We started off by manufacturing (or having manufactured) a range of ice creams, vegetarian ready meals and chocolates that were all gluten and dairy free. But this was ten years before what is now the extremely successful ‘freefrom’ food sector even got named. Even though we did get our foods into all the major supermarkets we could never sell enough to cover the interest on the overdraft, let alone make a living from them.
So I went back to food writing – ‘special diet’ recipe books and a newsheet which first turned into free quarterly magazine that went to around 35,000 health professionals (a vain attempt to inform/educate them about food allergy and intolerance) and then into a monthly patient support subscription magazine.
There had always been two aspects of food history that really interested me. The hinterland – how what you could grow or buy to eat and how you could prepare it, affected the whole structure of your life; and the mechanics of the food – how those ingredients and methods really worked.
And in food-related illness I found many parallels. There are few illnesses in which food does not, or at least cannot, play a significant role. And as with some of the less than promising ingredients I was presented with in my historical experiments, the challenge was to make tasty and appealing dishes when whole rafts of crucial ingredients were off the menu.
And a thousand odd recipes (on our website) and over a dozen books later, I am still at it!! We are just about to publish a book of low histamine recipes through our new publishing arm, Curlew Books.
What is the most satisfying part of the work you do?
Probably being able to help – in terms of information and moral support – people who often do not get a great deal of support elsewhere. Namely, those with obscure, food related conditions (such as histamine sensitivity) which are not recognised by mainstream medicine and for whom there is very little help out there.
However, I do also enjoy the writing (I run personal blog as well as maintaining our FoodsMatter website).
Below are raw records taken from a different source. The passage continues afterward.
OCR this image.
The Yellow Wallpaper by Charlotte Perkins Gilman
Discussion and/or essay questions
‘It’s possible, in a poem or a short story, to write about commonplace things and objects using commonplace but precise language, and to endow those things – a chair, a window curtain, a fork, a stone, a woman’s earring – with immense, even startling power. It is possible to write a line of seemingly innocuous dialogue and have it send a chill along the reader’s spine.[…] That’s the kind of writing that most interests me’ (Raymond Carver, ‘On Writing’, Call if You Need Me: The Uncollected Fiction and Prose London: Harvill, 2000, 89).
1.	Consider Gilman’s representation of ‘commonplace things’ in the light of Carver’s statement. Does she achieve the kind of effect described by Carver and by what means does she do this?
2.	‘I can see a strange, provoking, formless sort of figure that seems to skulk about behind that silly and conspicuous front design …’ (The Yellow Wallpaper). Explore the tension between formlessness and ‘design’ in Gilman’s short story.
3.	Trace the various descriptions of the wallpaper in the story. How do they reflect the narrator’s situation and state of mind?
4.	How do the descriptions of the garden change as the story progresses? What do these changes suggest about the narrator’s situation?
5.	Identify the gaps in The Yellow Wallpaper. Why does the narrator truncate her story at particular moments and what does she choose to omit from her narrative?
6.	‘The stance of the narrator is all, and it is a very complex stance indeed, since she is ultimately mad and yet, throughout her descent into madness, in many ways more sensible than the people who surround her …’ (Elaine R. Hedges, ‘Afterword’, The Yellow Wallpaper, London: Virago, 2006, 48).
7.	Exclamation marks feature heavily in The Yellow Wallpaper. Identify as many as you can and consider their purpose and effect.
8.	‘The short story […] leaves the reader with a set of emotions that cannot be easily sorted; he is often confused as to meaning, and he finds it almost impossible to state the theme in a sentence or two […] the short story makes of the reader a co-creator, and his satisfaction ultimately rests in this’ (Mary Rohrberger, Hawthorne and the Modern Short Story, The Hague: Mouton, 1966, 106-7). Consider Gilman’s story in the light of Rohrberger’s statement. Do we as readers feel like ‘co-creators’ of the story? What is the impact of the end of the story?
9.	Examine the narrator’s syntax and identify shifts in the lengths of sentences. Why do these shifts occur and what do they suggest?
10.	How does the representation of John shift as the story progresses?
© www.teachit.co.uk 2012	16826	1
I also enjoy cooking but only when I can experiment. I am not really that interested in the ‘business’ or the techniques of cooking (although I greatly admire others’ expertise in these areas) and I am constitutionally incapable of following a recipe, either my own or any else’s.
How do you see the food writing world changing and evolving since you began working?
To be honest – by the time I have kept up with the research, the regulations, the stream of new freefrom products and the constant scandals in the food allergy world (such as the death of Natasha Adnan Laperouse from eating an unlabelled sesame seeds in a Pret a Manger baguette) I have little time to read ‘normal’ food writing.
However, I am very happy for the Guild to encourage members to write about and do all the foodie things that I totally fail to do, and totally delighted when Guild members such as Joanna Blythman or Bee Wilson take up the cudgels in one of the many worthy causes that are out there.